Pope Francis Decries Abortion: Is It Legal to "Hire a Hitman"?
Pope Francis compared obtaining an abortion to hiring a "hitman” at a Vatican-sponsored anti-abortion conference Saturday.
Telling conference attendees in Vatican City that human beings are “never incompatible with life,” the pope defended this anti-abortion stance, even in cases where the fetus is sick or nonviable.
The pontiff called on doctors to encourage mothers to carry these pregnancies to term. A fetus that is fated to die during or just after birth should receive medical care in vitro, he said.
“Is it licit to throw away a life to resolve a problem?” Francis asked. “Is it licit to hire a hitman to resolve a problem?”
The pope appeared to suggest that encouraging women to carry nonviable pregnancies to term could have a salutary impact on their mental health.
“Taking care of these children helps parents to grieve and not only think of it as a loss, but as a step on a path taken together,” Francis said.
His comments come in amid a wave of anti-abortion legislation considered and enacted by state lawmakers in several American states. Alabama's law — considered the most stringent, and set to take effect later this year — would effectively ban all abortions, even in cases of rape or incest. Only the mother’s physical health is generally provided for as an exception to these recent restrictions.
Pope Francis, while representing a historically conservative institution, has been generally regarded as a reformer, having advocated for incremental changes to conservative orthodoxy within the Catholic Church. He wrote a landmark encyclical on climate change and the degradation of the environment. He called for the church to love and embrace members of the LGBT community, including a concession that homosexual tendencies “are not a sin.” The pope is outspoken among other leaders in the Vatican, and his relatively liberal shift on these issues has prompted some backlash among conservative insiders.
However, staunch opposition to abortion remains a key area where the pope has stayed in sync with traditional Catholic doctrine.

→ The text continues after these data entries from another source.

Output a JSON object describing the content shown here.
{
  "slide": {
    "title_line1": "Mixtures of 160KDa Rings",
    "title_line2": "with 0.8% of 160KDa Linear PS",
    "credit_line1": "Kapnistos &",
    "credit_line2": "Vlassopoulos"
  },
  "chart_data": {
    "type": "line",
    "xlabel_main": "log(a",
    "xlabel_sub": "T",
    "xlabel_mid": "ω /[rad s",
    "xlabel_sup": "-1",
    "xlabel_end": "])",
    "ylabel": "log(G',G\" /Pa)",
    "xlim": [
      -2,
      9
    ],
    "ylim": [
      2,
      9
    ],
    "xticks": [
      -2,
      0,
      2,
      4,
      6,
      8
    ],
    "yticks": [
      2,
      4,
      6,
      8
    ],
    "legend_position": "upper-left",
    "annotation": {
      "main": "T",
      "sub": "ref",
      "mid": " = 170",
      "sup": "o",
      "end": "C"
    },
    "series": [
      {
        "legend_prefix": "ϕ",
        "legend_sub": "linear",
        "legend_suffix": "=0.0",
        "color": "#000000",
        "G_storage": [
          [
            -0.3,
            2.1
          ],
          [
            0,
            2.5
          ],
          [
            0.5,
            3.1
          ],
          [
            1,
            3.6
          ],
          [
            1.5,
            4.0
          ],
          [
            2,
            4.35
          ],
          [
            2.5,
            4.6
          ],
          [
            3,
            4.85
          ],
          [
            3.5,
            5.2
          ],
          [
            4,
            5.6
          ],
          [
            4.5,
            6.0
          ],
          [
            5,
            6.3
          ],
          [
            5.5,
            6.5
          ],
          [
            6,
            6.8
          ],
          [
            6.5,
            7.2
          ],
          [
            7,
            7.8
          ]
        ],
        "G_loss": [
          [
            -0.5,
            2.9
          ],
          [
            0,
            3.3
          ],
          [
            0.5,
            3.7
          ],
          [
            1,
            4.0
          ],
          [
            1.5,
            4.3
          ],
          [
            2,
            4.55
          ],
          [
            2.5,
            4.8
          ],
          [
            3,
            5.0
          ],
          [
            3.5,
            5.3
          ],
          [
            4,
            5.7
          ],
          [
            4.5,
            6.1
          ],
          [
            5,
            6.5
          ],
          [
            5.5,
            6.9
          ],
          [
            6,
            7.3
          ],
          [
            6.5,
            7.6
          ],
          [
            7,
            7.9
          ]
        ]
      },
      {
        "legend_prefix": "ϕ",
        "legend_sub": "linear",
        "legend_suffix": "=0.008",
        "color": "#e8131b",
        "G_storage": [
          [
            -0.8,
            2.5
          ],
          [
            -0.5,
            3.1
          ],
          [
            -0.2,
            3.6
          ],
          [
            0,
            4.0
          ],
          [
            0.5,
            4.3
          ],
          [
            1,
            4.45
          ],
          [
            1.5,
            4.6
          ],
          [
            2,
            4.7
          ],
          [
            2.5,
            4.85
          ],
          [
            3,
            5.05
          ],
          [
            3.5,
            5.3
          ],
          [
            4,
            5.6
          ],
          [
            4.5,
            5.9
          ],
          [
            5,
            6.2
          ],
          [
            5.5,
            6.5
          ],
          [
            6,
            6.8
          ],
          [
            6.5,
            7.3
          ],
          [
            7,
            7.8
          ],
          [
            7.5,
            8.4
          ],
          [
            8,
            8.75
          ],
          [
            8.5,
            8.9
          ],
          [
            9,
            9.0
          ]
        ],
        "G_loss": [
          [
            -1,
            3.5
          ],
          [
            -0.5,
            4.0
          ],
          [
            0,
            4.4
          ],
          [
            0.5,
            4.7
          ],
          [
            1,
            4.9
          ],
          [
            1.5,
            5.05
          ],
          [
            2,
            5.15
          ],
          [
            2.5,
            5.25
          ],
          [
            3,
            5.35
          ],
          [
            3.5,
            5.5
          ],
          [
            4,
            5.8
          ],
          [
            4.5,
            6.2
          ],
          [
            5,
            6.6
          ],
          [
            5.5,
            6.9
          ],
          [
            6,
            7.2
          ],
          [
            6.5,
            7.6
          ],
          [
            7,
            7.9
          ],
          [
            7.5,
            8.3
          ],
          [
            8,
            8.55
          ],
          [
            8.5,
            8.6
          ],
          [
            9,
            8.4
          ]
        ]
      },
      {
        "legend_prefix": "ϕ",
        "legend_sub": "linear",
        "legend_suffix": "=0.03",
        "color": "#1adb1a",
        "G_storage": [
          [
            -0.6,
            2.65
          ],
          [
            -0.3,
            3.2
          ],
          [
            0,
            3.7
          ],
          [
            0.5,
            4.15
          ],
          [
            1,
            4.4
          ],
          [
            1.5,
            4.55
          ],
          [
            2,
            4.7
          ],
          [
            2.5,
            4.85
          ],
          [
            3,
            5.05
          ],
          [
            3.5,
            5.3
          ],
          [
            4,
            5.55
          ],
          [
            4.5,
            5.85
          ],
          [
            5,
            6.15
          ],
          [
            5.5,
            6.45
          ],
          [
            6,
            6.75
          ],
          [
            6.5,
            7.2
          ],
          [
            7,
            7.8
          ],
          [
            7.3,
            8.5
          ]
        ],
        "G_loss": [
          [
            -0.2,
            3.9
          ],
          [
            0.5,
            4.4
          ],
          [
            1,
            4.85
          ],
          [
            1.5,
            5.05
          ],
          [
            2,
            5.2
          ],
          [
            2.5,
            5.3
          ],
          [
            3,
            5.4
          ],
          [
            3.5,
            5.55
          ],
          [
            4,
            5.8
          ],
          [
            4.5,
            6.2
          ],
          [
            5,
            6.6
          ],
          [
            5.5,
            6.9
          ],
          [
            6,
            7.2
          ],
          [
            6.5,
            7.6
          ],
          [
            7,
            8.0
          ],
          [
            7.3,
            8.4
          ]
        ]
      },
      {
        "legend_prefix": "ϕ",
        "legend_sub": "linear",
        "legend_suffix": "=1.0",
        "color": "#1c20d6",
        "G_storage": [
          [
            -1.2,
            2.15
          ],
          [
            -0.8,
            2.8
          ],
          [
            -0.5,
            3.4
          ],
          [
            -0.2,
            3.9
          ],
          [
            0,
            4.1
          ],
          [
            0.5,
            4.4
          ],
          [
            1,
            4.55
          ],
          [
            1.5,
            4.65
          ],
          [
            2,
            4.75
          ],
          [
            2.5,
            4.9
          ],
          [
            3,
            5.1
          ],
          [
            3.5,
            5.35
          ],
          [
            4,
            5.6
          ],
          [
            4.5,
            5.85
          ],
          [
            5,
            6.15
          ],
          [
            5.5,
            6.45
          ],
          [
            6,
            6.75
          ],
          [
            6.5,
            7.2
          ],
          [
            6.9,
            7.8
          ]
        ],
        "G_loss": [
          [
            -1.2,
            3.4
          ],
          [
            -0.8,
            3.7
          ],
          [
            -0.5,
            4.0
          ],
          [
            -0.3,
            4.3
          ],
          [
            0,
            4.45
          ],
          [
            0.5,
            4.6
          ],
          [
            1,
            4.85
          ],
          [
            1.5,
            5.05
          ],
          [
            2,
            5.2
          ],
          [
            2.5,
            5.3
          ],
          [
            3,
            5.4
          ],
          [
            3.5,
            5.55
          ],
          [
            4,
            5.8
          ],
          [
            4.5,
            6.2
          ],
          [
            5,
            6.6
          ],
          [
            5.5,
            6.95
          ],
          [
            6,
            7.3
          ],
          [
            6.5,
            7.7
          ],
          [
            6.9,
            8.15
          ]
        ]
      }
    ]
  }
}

Francis has in the past expressed sympathy for women who obtain abortions, but this hasn’t swayed his definitive stance on the issue.
American attitudes about abortion have remained somewhat flat since the 1970s, fluctuating within around 10 percentage points over the past several decades. Currently, Americans remain divided on their support for abortion rights. According to Gallup, nearly half of Americans self-identify as “pro-choice,” while an equal proportion identifies as “pro-life.”

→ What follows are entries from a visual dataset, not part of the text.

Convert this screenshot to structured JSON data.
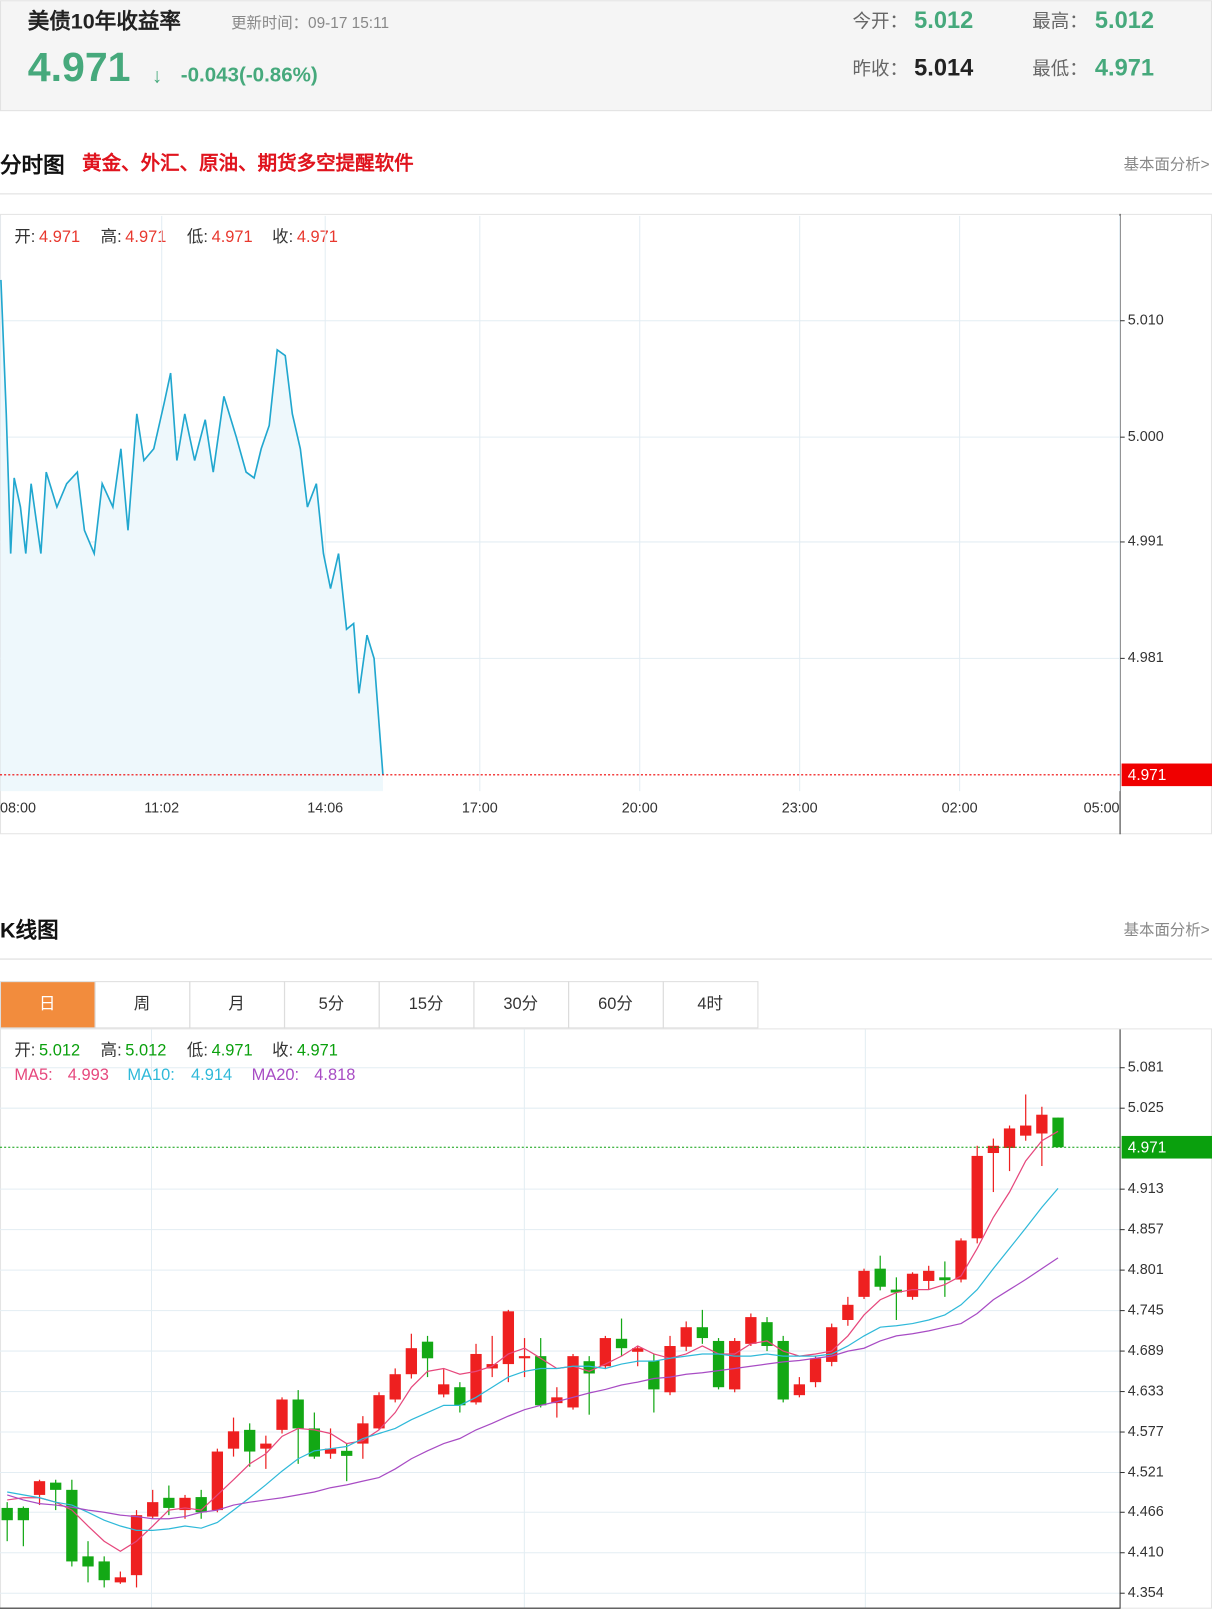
{
  "header": {
    "title": "美债10年收益率",
    "update_time": "更新时间：09-17 15:11",
    "price": 4.971,
    "arrow": "↓",
    "change": "-0.043(-0.86%)",
    "open_label": "今开：",
    "open": 5.012,
    "high_label": "最高：",
    "high": 5.012,
    "prev_close_label": "昨收：",
    "prev_close": 5.014,
    "low_label": "最低：",
    "low": 4.971
  },
  "intraday_section": {
    "title": "分时图",
    "promo": "黄金、外汇、原油、期货多空提醒软件",
    "link": "基本面分析>"
  },
  "kline_section": {
    "title": "K线图",
    "link": "基本面分析>"
  },
  "kline_tabs": {
    "items": [
      "日",
      "周",
      "月",
      "5分",
      "15分",
      "30分",
      "60分",
      "4时"
    ],
    "active": 0
  },
  "chart_data": [
    {
      "type": "line",
      "info": [
        {
          "label": "开:",
          "value": 4.971
        },
        {
          "label": "高:",
          "value": 4.971
        },
        {
          "label": "低:",
          "value": 4.971
        },
        {
          "label": "收:",
          "value": 4.971
        }
      ],
      "info_color": "#e8382e",
      "x": [
        "08:01",
        "08:07",
        "08:12",
        "08:16",
        "08:23",
        "08:29",
        "08:35",
        "08:46",
        "08:52",
        "09:04",
        "09:15",
        "09:27",
        "09:35",
        "09:46",
        "09:55",
        "10:07",
        "10:16",
        "10:24",
        "10:34",
        "10:42",
        "10:53",
        "11:05",
        "11:12",
        "11:19",
        "11:28",
        "11:39",
        "11:51",
        "12:00",
        "12:12",
        "12:26",
        "12:37",
        "12:46",
        "12:54",
        "13:03",
        "13:12",
        "13:21",
        "13:29",
        "13:38",
        "13:46",
        "13:56",
        "14:04",
        "14:12",
        "14:21",
        "14:30",
        "14:38",
        "14:44",
        "14:53",
        "15:01",
        "15:11"
      ],
      "values": [
        5.0135,
        5.002,
        4.99,
        4.9965,
        4.994,
        4.99,
        4.996,
        4.99,
        4.997,
        4.994,
        4.996,
        4.997,
        4.992,
        4.99,
        4.996,
        4.994,
        4.999,
        4.992,
        5.002,
        4.998,
        4.999,
        5.003,
        5.0055,
        4.998,
        5.002,
        4.998,
        5.0015,
        4.997,
        5.0035,
        5.0,
        4.997,
        4.9965,
        4.999,
        5.001,
        5.0075,
        5.007,
        5.002,
        4.999,
        4.994,
        4.996,
        4.99,
        4.987,
        4.99,
        4.9835,
        4.984,
        4.978,
        4.983,
        4.981,
        4.971
      ],
      "color": "#21a7cf",
      "fill_color": "#eef8fc",
      "xlim": [
        "08:00",
        "05:00"
      ],
      "xticks": [
        "08:00",
        "11:02",
        "14:06",
        "17:00",
        "20:00",
        "23:00",
        "02:00",
        "05:00"
      ],
      "ylim": [
        4.9696,
        5.019
      ],
      "yticks": [
        {
          "value": 5.01,
          "label": "5.010"
        },
        {
          "value": 5,
          "label": "5.000"
        },
        4.991,
        4.981
      ],
      "last": 4.971,
      "last_color": "#f00000",
      "grid": true
    },
    {
      "type": "candlestick",
      "info": [
        {
          "label": "开:",
          "value": 5.012
        },
        {
          "label": "高:",
          "value": 5.012
        },
        {
          "label": "低:",
          "value": 4.971
        },
        {
          "label": "收:",
          "value": 4.971
        }
      ],
      "info_color": "#0aa00d",
      "open": [
        4.472,
        4.472,
        4.49,
        4.507,
        4.497,
        4.405,
        4.398,
        4.369,
        4.379,
        4.46,
        4.486,
        4.469,
        4.487,
        4.469,
        4.554,
        4.58,
        4.554,
        4.58,
        4.622,
        4.582,
        4.547,
        4.551,
        4.561,
        4.582,
        4.622,
        4.657,
        4.702,
        4.629,
        4.639,
        4.618,
        4.665,
        4.671,
        4.679,
        4.682,
        4.617,
        4.611,
        4.675,
        4.668,
        4.706,
        4.688,
        4.676,
        4.632,
        4.695,
        4.722,
        4.703,
        4.636,
        4.699,
        4.729,
        4.703,
        4.628,
        4.646,
        4.674,
        4.732,
        4.764,
        4.803,
        4.774,
        4.764,
        4.786,
        4.791,
        4.788,
        4.845,
        4.963,
        4.97,
        4.987,
        4.99,
        5.012
      ],
      "high": [
        4.48,
        4.474,
        4.511,
        4.511,
        4.511,
        4.426,
        4.405,
        4.384,
        4.469,
        4.497,
        4.503,
        4.49,
        4.497,
        4.554,
        4.597,
        4.589,
        4.572,
        4.625,
        4.635,
        4.604,
        4.582,
        4.561,
        4.599,
        4.632,
        4.665,
        4.713,
        4.71,
        4.664,
        4.646,
        4.699,
        4.71,
        4.746,
        4.707,
        4.707,
        4.639,
        4.685,
        4.682,
        4.71,
        4.734,
        4.696,
        4.685,
        4.71,
        4.73,
        4.746,
        4.707,
        4.707,
        4.741,
        4.736,
        4.71,
        4.653,
        4.682,
        4.727,
        4.764,
        4.803,
        4.821,
        4.791,
        4.798,
        4.807,
        4.813,
        4.845,
        4.973,
        4.983,
        5.001,
        5.044,
        5.027,
        5.012
      ],
      "low": [
        4.426,
        4.419,
        4.476,
        4.469,
        4.391,
        4.369,
        4.362,
        4.367,
        4.362,
        4.457,
        4.462,
        4.457,
        4.457,
        4.466,
        4.543,
        4.529,
        4.526,
        4.575,
        4.533,
        4.54,
        4.54,
        4.509,
        4.54,
        4.58,
        4.618,
        4.651,
        4.653,
        4.625,
        4.604,
        4.615,
        4.653,
        4.646,
        4.653,
        4.611,
        4.597,
        4.608,
        4.601,
        4.664,
        4.682,
        4.668,
        4.604,
        4.628,
        4.689,
        4.699,
        4.636,
        4.632,
        4.696,
        4.689,
        4.618,
        4.625,
        4.639,
        4.668,
        4.724,
        4.761,
        4.773,
        4.732,
        4.76,
        4.774,
        4.764,
        4.784,
        4.838,
        4.909,
        4.938,
        4.98,
        4.945,
        4.971
      ],
      "close": [
        4.455,
        4.455,
        4.509,
        4.497,
        4.398,
        4.391,
        4.372,
        4.376,
        4.462,
        4.48,
        4.472,
        4.486,
        4.466,
        4.55,
        4.578,
        4.55,
        4.561,
        4.622,
        4.582,
        4.543,
        4.554,
        4.544,
        4.589,
        4.628,
        4.657,
        4.693,
        4.679,
        4.643,
        4.614,
        4.685,
        4.671,
        4.744,
        4.682,
        4.614,
        4.625,
        4.682,
        4.658,
        4.707,
        4.693,
        4.693,
        4.636,
        4.696,
        4.722,
        4.707,
        4.639,
        4.703,
        4.736,
        4.696,
        4.622,
        4.643,
        4.679,
        4.722,
        4.753,
        4.8,
        4.778,
        4.77,
        4.796,
        4.8,
        4.787,
        4.842,
        4.959,
        4.973,
        4.997,
        5.001,
        5.016,
        4.971
      ],
      "up_color": "#ee2020",
      "down_color": "#13a815",
      "ma": [
        {
          "name": "MA5:",
          "value": 4.993,
          "color": "#e6487d",
          "values": [
            4.483,
            4.486,
            4.486,
            4.48,
            4.469,
            4.447,
            4.426,
            4.412,
            4.426,
            4.447,
            4.469,
            4.472,
            4.469,
            4.49,
            4.511,
            4.533,
            4.547,
            4.571,
            4.582,
            4.58,
            4.575,
            4.561,
            4.565,
            4.58,
            4.604,
            4.639,
            4.661,
            4.665,
            4.657,
            4.661,
            4.668,
            4.685,
            4.693,
            4.679,
            4.665,
            4.668,
            4.661,
            4.671,
            4.682,
            4.696,
            4.685,
            4.679,
            4.685,
            4.696,
            4.685,
            4.685,
            4.699,
            4.703,
            4.689,
            4.682,
            4.685,
            4.689,
            4.71,
            4.739,
            4.76,
            4.77,
            4.774,
            4.774,
            4.781,
            4.793,
            4.831,
            4.874,
            4.909,
            4.952,
            4.98,
            4.993
          ]
        },
        {
          "name": "MA10:",
          "value": 4.914,
          "color": "#2fb9d9",
          "values": [
            4.494,
            4.49,
            4.486,
            4.48,
            4.476,
            4.466,
            4.455,
            4.447,
            4.441,
            4.441,
            4.443,
            4.447,
            4.444,
            4.452,
            4.469,
            4.486,
            4.504,
            4.523,
            4.54,
            4.551,
            4.554,
            4.557,
            4.568,
            4.575,
            4.582,
            4.594,
            4.604,
            4.614,
            4.614,
            4.625,
            4.639,
            4.653,
            4.661,
            4.665,
            4.665,
            4.668,
            4.668,
            4.665,
            4.671,
            4.675,
            4.675,
            4.679,
            4.682,
            4.685,
            4.685,
            4.682,
            4.682,
            4.685,
            4.682,
            4.682,
            4.682,
            4.685,
            4.696,
            4.71,
            4.722,
            4.724,
            4.727,
            4.732,
            4.739,
            4.753,
            4.774,
            4.803,
            4.831,
            4.859,
            4.888,
            4.914
          ]
        },
        {
          "name": "MA20:",
          "value": 4.818,
          "color": "#a84cc4",
          "values": [
            4.49,
            4.483,
            4.478,
            4.476,
            4.473,
            4.469,
            4.466,
            4.462,
            4.46,
            4.457,
            4.457,
            4.46,
            4.466,
            4.469,
            4.476,
            4.48,
            4.483,
            4.486,
            4.49,
            4.494,
            4.5,
            4.504,
            4.509,
            4.514,
            4.526,
            4.54,
            4.551,
            4.561,
            4.568,
            4.58,
            4.589,
            4.599,
            4.608,
            4.614,
            4.619,
            4.625,
            4.631,
            4.636,
            4.642,
            4.646,
            4.651,
            4.653,
            4.657,
            4.659,
            4.662,
            4.665,
            4.668,
            4.671,
            4.674,
            4.676,
            4.679,
            4.682,
            4.689,
            4.693,
            4.703,
            4.71,
            4.713,
            4.717,
            4.722,
            4.727,
            4.741,
            4.76,
            4.774,
            4.788,
            4.803,
            4.818
          ]
        }
      ],
      "ylim": [
        4.334,
        5.134
      ],
      "yticks": [
        5.081,
        5.025,
        4.913,
        4.857,
        4.801,
        4.745,
        4.689,
        4.633,
        4.577,
        4.521,
        4.466,
        {
          "value": 4.41,
          "label": "4.410"
        },
        4.354
      ],
      "last": 4.971,
      "last_color": "#0aa00d",
      "grid": true
    }
  ]
}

Support for abortion emerges more clearly when respondents are asked more specific questions about abortion: 79 percent of Americans believe abortion should be legal in at least certain circumstances, with half of Americans believing that only under certain circumstances should abortion be legal. Only 18 percent of Americans polled think abortion should be outlawed completely, according to a Gallup survey in 2018.